In pochi mesi è cambiato il mondo. Quello obbligazionario di certo. Ieri, Milano Finanza riportava la notizia che i bond con rendimenti negativi nel mondo sono rimasti in 100 per 2.500 miliardi di dollari. Nel dicembre 2020, erano ancora 4.500 per un valore complessivo di oltre 18.000 miliardi. Rimanendo ai mesi scorsi, era ancora agosto quando il Bund a 10 anni offriva -0,5% contro l’1% di ieri. E da agosto ad oggi, il bond a 100 anni dell’Austria con scadenza 30 giugno 2120 e cedola 0,85% (ISIN: AT0000A2HLC4) si è perfettamente dimezzato di prezzo, scendendo sotto 55 centesimi.
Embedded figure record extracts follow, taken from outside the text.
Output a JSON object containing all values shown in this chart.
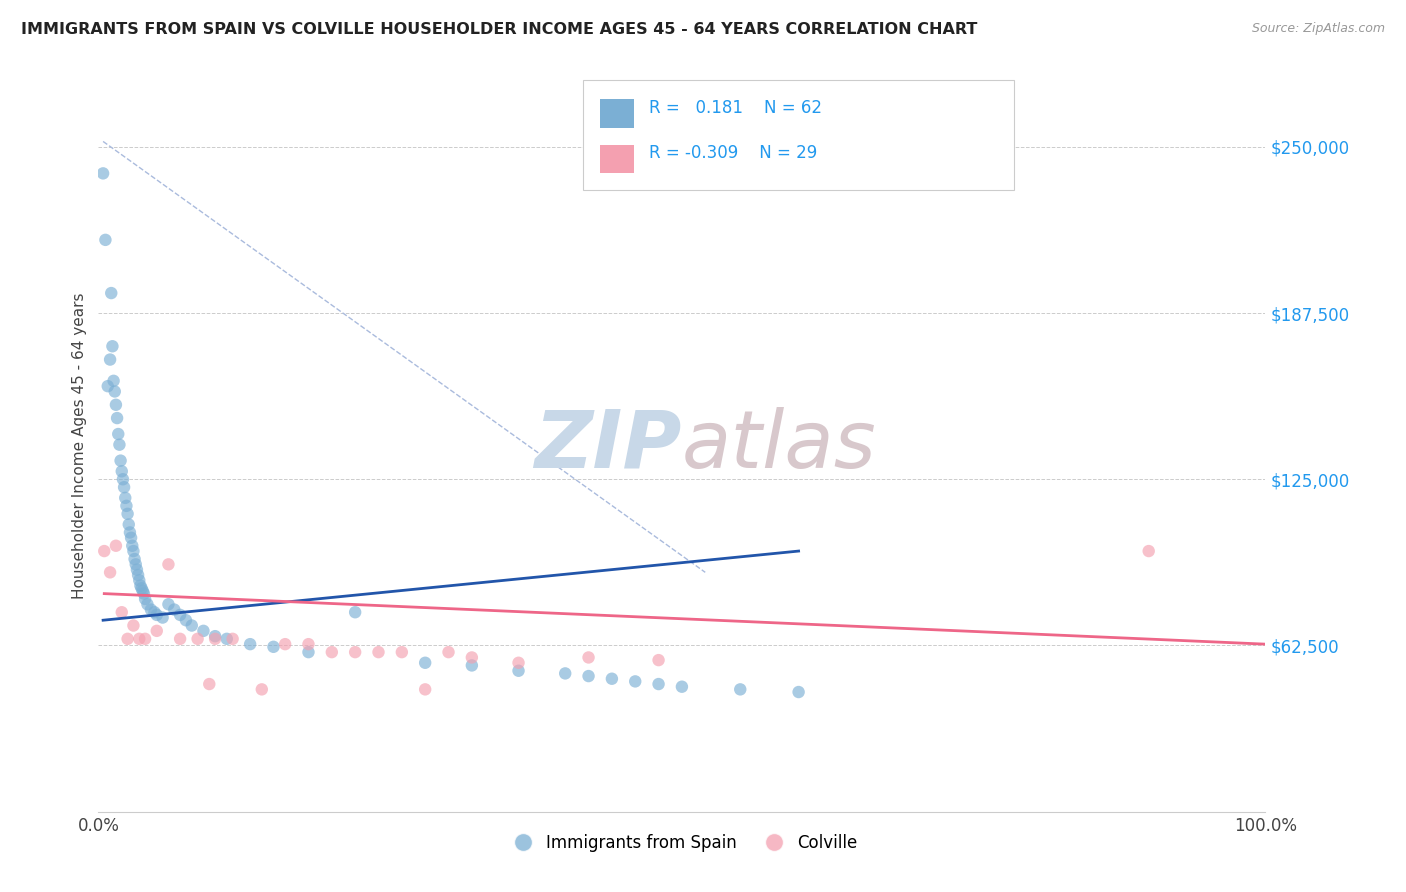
{
  "title": "IMMIGRANTS FROM SPAIN VS COLVILLE HOUSEHOLDER INCOME AGES 45 - 64 YEARS CORRELATION CHART",
  "source_text": "Source: ZipAtlas.com",
  "ylabel": "Householder Income Ages 45 - 64 years",
  "xlim": [
    0.0,
    100.0
  ],
  "ylim": [
    0,
    275000
  ],
  "yticks": [
    0,
    62500,
    125000,
    187500,
    250000
  ],
  "ytick_labels": [
    "",
    "$62,500",
    "$125,000",
    "$187,500",
    "$250,000"
  ],
  "xtick_labels": [
    "0.0%",
    "100.0%"
  ],
  "blue_color": "#7BAFD4",
  "pink_color": "#F4A0B0",
  "blue_line_color": "#2255AA",
  "pink_line_color": "#EE6688",
  "dashed_line_color": "#AABBDD",
  "title_color": "#222222",
  "axis_label_color": "#444444",
  "source_color": "#999999",
  "watermark_color_zip": "#C8D8E8",
  "watermark_color_atlas": "#D8C8CC",
  "ytick_color": "#2299EE",
  "blue_x": [
    0.4,
    0.6,
    0.8,
    1.0,
    1.1,
    1.2,
    1.3,
    1.4,
    1.5,
    1.6,
    1.7,
    1.8,
    1.9,
    2.0,
    2.1,
    2.2,
    2.3,
    2.4,
    2.5,
    2.6,
    2.7,
    2.8,
    2.9,
    3.0,
    3.1,
    3.2,
    3.3,
    3.4,
    3.5,
    3.6,
    3.7,
    3.8,
    3.9,
    4.0,
    4.2,
    4.5,
    4.8,
    5.0,
    5.5,
    6.0,
    6.5,
    7.0,
    7.5,
    8.0,
    9.0,
    10.0,
    11.0,
    13.0,
    15.0,
    18.0,
    22.0,
    28.0,
    32.0,
    36.0,
    40.0,
    42.0,
    44.0,
    46.0,
    48.0,
    50.0,
    55.0,
    60.0
  ],
  "blue_y": [
    240000,
    215000,
    160000,
    170000,
    195000,
    175000,
    162000,
    158000,
    153000,
    148000,
    142000,
    138000,
    132000,
    128000,
    125000,
    122000,
    118000,
    115000,
    112000,
    108000,
    105000,
    103000,
    100000,
    98000,
    95000,
    93000,
    91000,
    89000,
    87000,
    85000,
    84000,
    83000,
    82000,
    80000,
    78000,
    76000,
    75000,
    74000,
    73000,
    78000,
    76000,
    74000,
    72000,
    70000,
    68000,
    66000,
    65000,
    63000,
    62000,
    60000,
    75000,
    56000,
    55000,
    53000,
    52000,
    51000,
    50000,
    49000,
    48000,
    47000,
    46000,
    45000
  ],
  "pink_x": [
    0.5,
    1.0,
    1.5,
    2.0,
    2.5,
    3.0,
    3.5,
    4.0,
    5.0,
    6.0,
    7.0,
    8.5,
    9.5,
    10.0,
    11.5,
    14.0,
    16.0,
    18.0,
    20.0,
    22.0,
    24.0,
    26.0,
    28.0,
    30.0,
    32.0,
    36.0,
    42.0,
    48.0,
    90.0
  ],
  "pink_y": [
    98000,
    90000,
    100000,
    75000,
    65000,
    70000,
    65000,
    65000,
    68000,
    93000,
    65000,
    65000,
    48000,
    65000,
    65000,
    46000,
    63000,
    63000,
    60000,
    60000,
    60000,
    60000,
    46000,
    60000,
    58000,
    56000,
    58000,
    57000,
    98000
  ],
  "blue_trend_x": [
    0.4,
    60.0
  ],
  "blue_trend_y": [
    72000,
    98000
  ],
  "pink_trend_x": [
    0.5,
    100.0
  ],
  "pink_trend_y": [
    82000,
    63000
  ],
  "diag_line_x": [
    0.4,
    52.0
  ],
  "diag_line_y": [
    252000,
    90000
  ]
}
E non a caso lo possiamo inquadrare come bond speculativo, non per il suo grado di rischio. Anzi, esso vanta rating altissimi. Ma proprio per questa sua natura di “porto sicuro” e per via della sua elevatissima “duration”, si presta bene per il trading nelle fasi di svolta dei mercati.
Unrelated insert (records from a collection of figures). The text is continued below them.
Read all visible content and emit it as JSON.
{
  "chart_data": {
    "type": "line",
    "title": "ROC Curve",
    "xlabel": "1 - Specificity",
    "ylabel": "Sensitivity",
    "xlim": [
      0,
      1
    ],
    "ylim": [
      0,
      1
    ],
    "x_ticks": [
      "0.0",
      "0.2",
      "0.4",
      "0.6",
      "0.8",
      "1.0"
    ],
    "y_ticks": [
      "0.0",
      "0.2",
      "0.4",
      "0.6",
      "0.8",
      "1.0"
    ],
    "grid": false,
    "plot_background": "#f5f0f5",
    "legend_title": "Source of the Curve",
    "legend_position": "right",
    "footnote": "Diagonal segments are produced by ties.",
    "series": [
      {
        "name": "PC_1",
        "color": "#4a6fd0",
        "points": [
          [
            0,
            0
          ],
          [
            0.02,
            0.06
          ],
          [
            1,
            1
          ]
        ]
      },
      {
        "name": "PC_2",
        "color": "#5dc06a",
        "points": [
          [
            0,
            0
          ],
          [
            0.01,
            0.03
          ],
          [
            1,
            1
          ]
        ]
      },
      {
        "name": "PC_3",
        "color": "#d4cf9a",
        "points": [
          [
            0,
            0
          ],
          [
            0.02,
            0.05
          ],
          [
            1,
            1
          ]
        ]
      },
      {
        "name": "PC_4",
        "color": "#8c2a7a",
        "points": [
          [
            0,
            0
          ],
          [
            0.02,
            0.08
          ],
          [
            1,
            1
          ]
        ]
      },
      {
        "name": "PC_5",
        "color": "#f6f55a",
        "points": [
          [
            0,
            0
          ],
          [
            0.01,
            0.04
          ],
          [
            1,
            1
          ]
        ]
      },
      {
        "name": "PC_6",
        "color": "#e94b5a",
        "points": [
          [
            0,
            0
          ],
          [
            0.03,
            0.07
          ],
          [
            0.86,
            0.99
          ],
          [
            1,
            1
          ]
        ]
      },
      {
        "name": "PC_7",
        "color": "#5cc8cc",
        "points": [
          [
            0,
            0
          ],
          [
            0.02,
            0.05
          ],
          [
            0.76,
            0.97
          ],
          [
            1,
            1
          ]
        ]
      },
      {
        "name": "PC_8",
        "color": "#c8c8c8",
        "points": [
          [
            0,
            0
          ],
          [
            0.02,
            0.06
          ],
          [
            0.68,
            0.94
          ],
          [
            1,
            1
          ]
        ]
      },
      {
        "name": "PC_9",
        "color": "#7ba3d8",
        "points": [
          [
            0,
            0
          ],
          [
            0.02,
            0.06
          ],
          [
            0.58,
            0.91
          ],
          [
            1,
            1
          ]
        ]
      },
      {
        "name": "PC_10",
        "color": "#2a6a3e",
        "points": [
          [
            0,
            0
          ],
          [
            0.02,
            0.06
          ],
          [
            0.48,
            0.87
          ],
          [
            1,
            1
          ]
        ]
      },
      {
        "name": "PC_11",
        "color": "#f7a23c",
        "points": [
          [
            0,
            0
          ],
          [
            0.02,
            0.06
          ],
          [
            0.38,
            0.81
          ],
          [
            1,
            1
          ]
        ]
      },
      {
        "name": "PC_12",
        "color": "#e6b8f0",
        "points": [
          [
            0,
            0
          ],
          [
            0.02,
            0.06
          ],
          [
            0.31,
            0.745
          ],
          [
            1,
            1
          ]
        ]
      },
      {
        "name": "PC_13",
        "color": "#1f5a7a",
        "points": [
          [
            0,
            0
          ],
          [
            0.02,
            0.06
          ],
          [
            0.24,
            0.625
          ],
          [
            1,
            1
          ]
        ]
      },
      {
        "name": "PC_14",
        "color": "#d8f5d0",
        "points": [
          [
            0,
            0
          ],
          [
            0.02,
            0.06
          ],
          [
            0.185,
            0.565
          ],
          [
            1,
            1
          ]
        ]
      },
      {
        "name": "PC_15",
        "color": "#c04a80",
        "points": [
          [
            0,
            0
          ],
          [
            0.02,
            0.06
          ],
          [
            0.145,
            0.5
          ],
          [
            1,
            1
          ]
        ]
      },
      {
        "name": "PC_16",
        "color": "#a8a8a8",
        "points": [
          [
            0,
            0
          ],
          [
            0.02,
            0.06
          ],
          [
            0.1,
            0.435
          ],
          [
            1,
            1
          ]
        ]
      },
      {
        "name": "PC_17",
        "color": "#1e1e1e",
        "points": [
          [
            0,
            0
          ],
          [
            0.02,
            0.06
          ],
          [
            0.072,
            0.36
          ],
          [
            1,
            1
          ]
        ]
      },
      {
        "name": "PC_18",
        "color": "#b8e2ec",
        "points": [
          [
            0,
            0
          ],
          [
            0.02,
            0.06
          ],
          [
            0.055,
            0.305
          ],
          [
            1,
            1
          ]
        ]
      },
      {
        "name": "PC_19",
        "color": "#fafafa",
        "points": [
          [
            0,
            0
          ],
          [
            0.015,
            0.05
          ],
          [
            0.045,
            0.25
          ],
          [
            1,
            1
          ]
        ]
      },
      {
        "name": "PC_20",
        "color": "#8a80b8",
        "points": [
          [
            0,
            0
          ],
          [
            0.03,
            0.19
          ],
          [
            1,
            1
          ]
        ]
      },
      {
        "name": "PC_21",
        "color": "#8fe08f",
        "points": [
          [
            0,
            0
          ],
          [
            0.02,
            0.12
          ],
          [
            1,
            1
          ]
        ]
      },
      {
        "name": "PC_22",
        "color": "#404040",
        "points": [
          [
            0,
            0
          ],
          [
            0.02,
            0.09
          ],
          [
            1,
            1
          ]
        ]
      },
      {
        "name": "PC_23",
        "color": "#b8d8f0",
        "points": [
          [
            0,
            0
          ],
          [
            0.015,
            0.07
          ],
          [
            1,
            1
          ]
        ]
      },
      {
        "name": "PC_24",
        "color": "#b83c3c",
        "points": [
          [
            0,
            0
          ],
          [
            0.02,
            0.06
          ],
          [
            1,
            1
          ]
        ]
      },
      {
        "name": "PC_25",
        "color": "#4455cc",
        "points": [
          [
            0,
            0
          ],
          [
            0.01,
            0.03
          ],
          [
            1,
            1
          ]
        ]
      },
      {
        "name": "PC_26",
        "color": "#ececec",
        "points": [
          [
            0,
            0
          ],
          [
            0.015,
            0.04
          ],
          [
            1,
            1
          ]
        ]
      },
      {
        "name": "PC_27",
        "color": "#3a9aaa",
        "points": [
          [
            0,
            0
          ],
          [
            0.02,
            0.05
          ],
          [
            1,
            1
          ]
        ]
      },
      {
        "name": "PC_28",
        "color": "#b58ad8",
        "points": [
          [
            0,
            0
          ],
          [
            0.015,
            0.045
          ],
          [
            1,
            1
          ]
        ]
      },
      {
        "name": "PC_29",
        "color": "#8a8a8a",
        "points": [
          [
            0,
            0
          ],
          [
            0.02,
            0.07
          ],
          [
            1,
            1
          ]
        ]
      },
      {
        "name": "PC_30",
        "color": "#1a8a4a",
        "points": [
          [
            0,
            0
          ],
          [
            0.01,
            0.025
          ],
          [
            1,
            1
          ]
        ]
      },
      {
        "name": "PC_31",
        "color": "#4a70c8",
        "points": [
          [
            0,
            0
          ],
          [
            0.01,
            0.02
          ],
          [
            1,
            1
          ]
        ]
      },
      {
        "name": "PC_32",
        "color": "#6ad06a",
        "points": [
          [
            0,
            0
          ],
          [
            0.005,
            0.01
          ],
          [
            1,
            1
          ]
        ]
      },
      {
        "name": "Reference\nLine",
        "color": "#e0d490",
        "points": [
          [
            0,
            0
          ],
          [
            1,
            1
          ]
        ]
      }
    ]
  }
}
Bond speculativo austriaco dimezzatosi da agosto

Per capire perché quello austriaco sia nei fatti un bond speculativo, bisogna guardare alle sue variazioni. Soltanto nove mesi fa, prezzava a quasi 110 e offriva un rendimento lordo di 0,86%. Ieri, rendeva l’1% in più. A fronte di tale aumento, come dicevamo la sua quotazione ha perso il 50%. Una enormità! E la discesa potrebbe non essere finita, per quanto il grosso sarebbe già avvenuto.
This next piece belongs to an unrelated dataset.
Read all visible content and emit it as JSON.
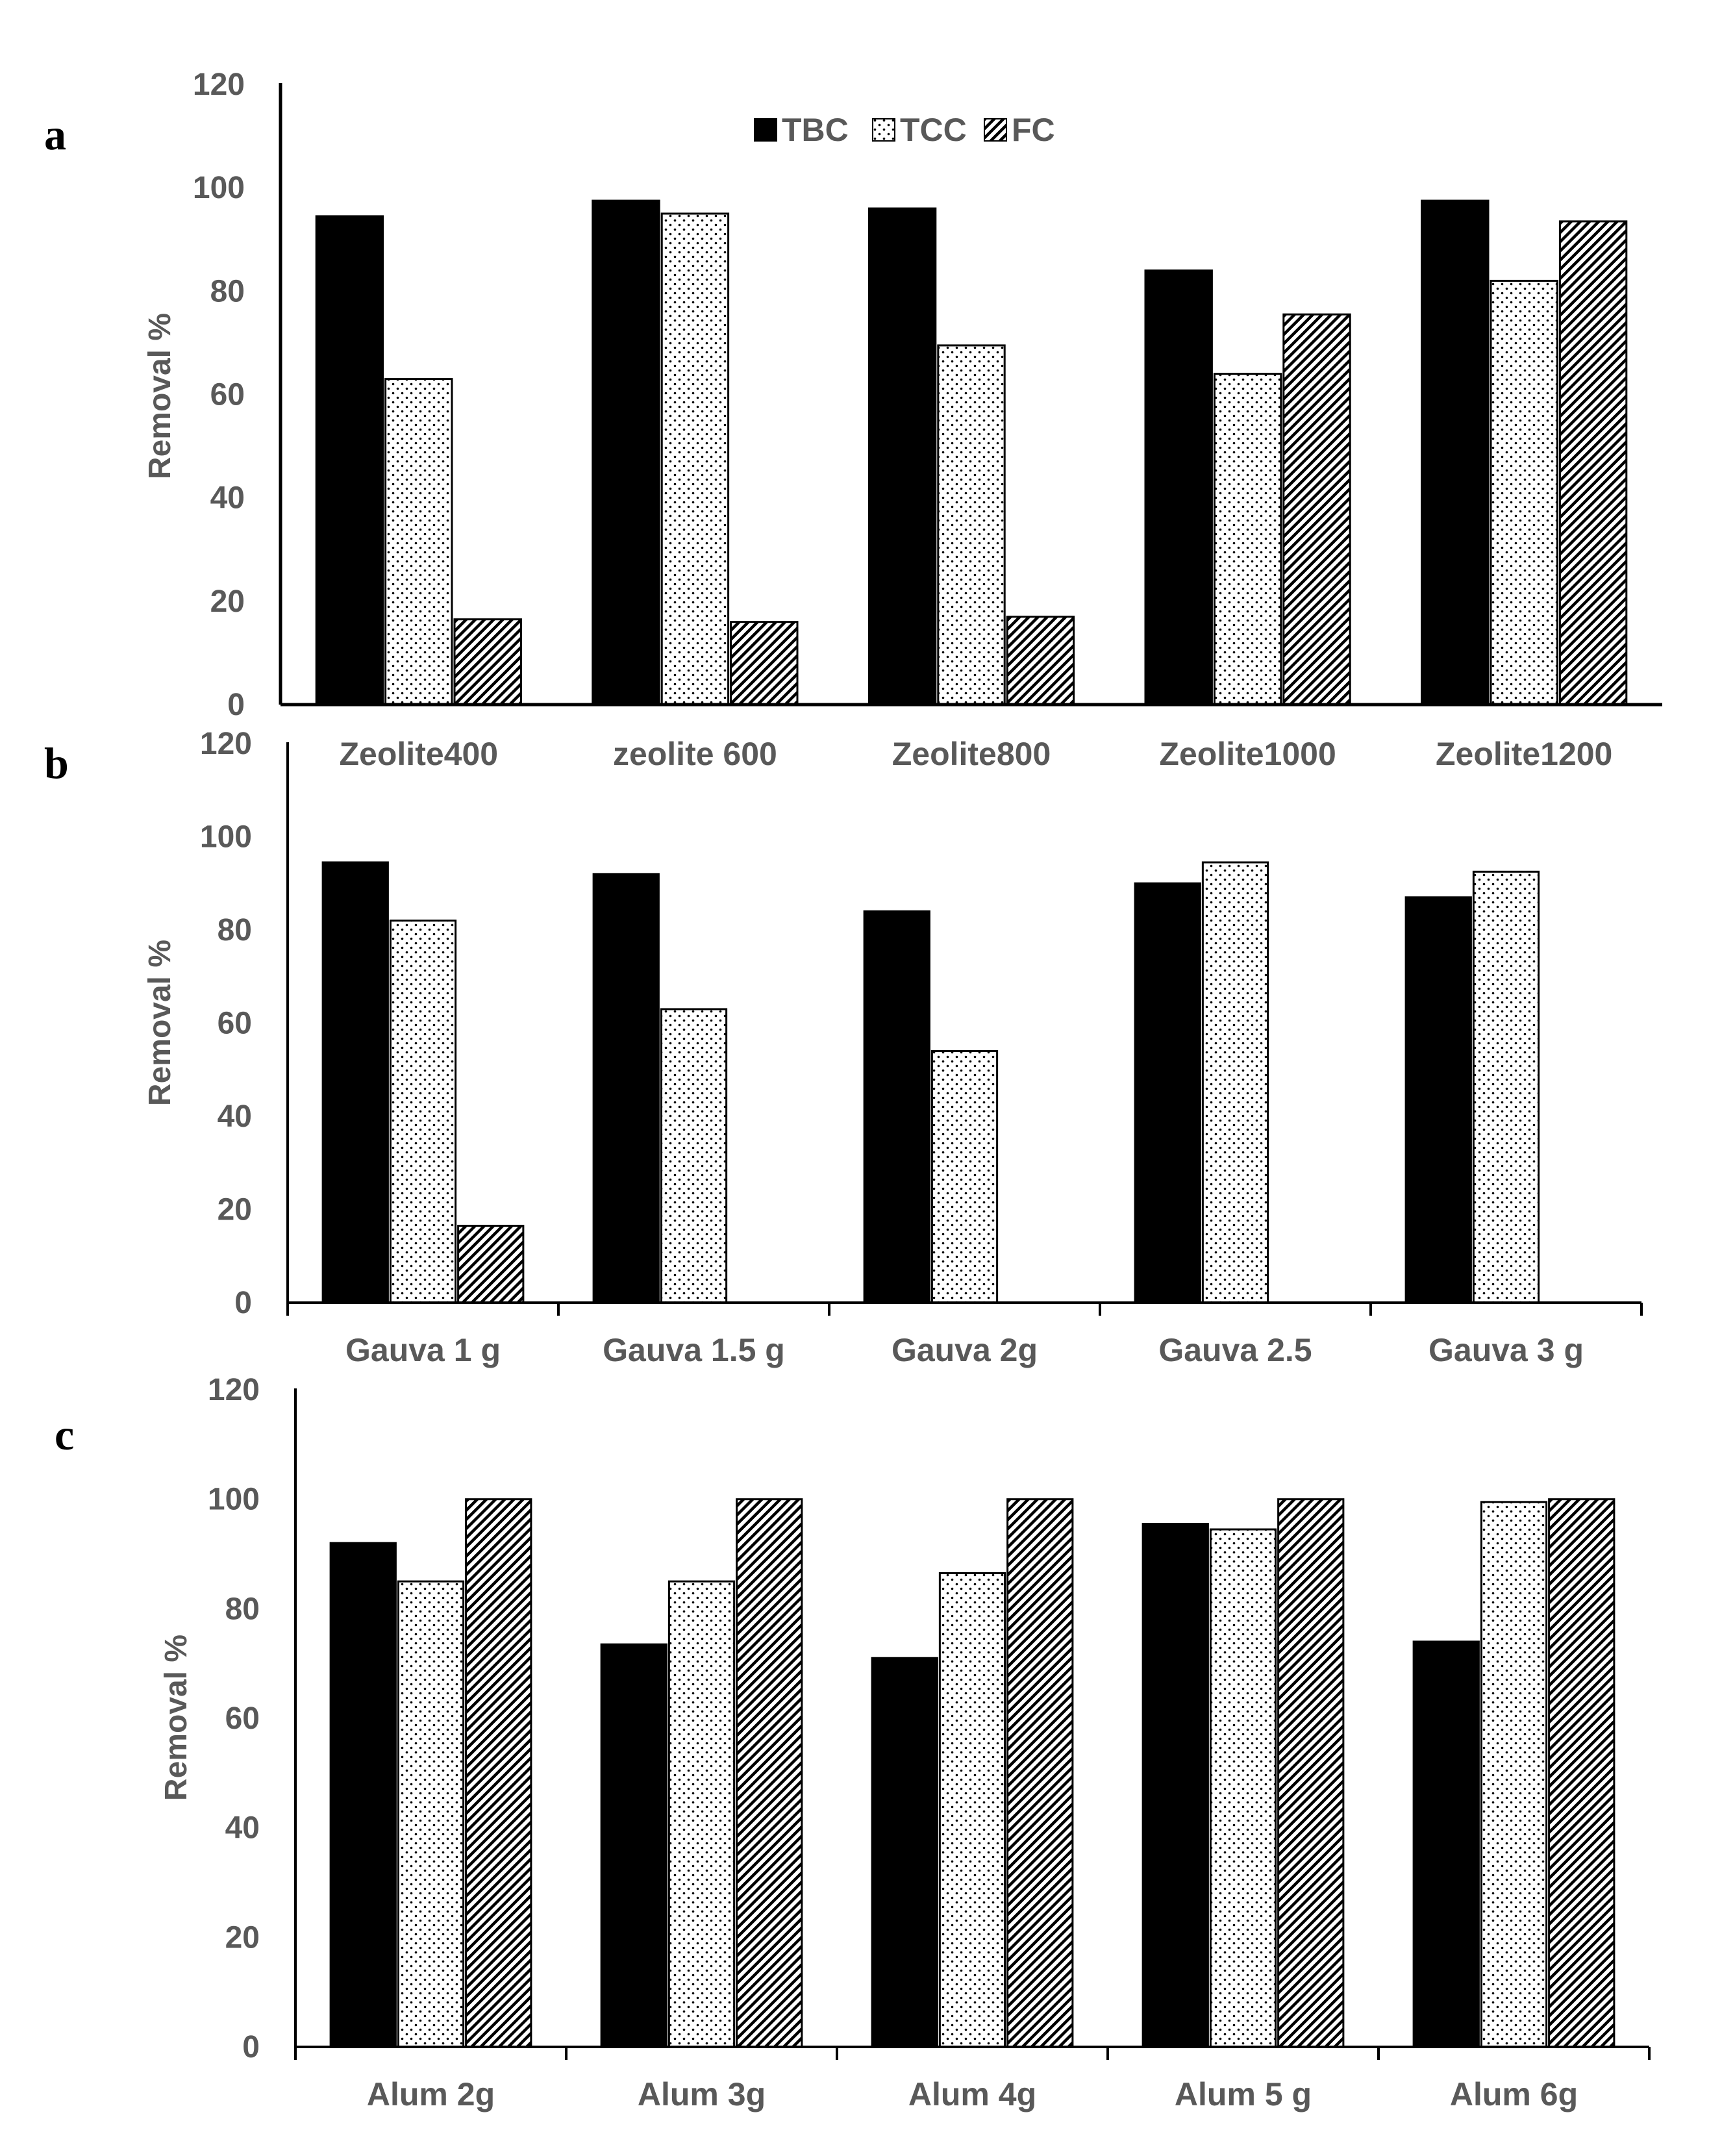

Il punto è un altro. Chi compra un bond speculativo, generalmente non lo fa per tenerselo in portafoglio fino alla scadenza, a maggior ragione se ha una durata residua di un secolo o giù di lì. Se oggi comprassimo il bond a 100 anni dell’Austria, incasseremmo annualmente una cedola lorda effettiva dell’1,55%. Non tanto, ma neppure così poco. Se il guadagno dell’investimento fosse tutto questo, non avrebbe granché senso, a meno di voler innalzare la qualità degli asset in portafoglio. Se, invece, l’obiettivo fosse di rivendere alla prima occasione utile, la musica cambierebbe.

Mercato in cerca di ‘porti sicuri’

Pensiamo un attimo alla risalita di questo titolo al primo accenno di crisi dell’economia europea/mondiale o nel caso in cui l’inflazione nell’Eurozona fosse domata dalla BCE. Nel secondo caso, non si tratterebbe di una prospettiva a breve. Comunque, se aspettassimo qualche anno, potremmo assistere a un vigoroso rialzo della quotazione. Pensate che a 75 centesimi, avremmo realizzato una plusvalenza di oltre il 36%. Le probabilità, invece, che le quotazioni continuino a scendere e a restare ai minimi per parecchio tempo, appaiono relativamente minori. Il mercato è sempre alla ricerca di porti sicuri contro tensioni e crisi. E in vista ve ne sono parecchie, anzi esistono già. Basti guardare all’Ucraina. La disinflazione, vuoi per merito della BCE o di una recessione economica o di entrambe, rivitalizzerebbe l’obbligazionario.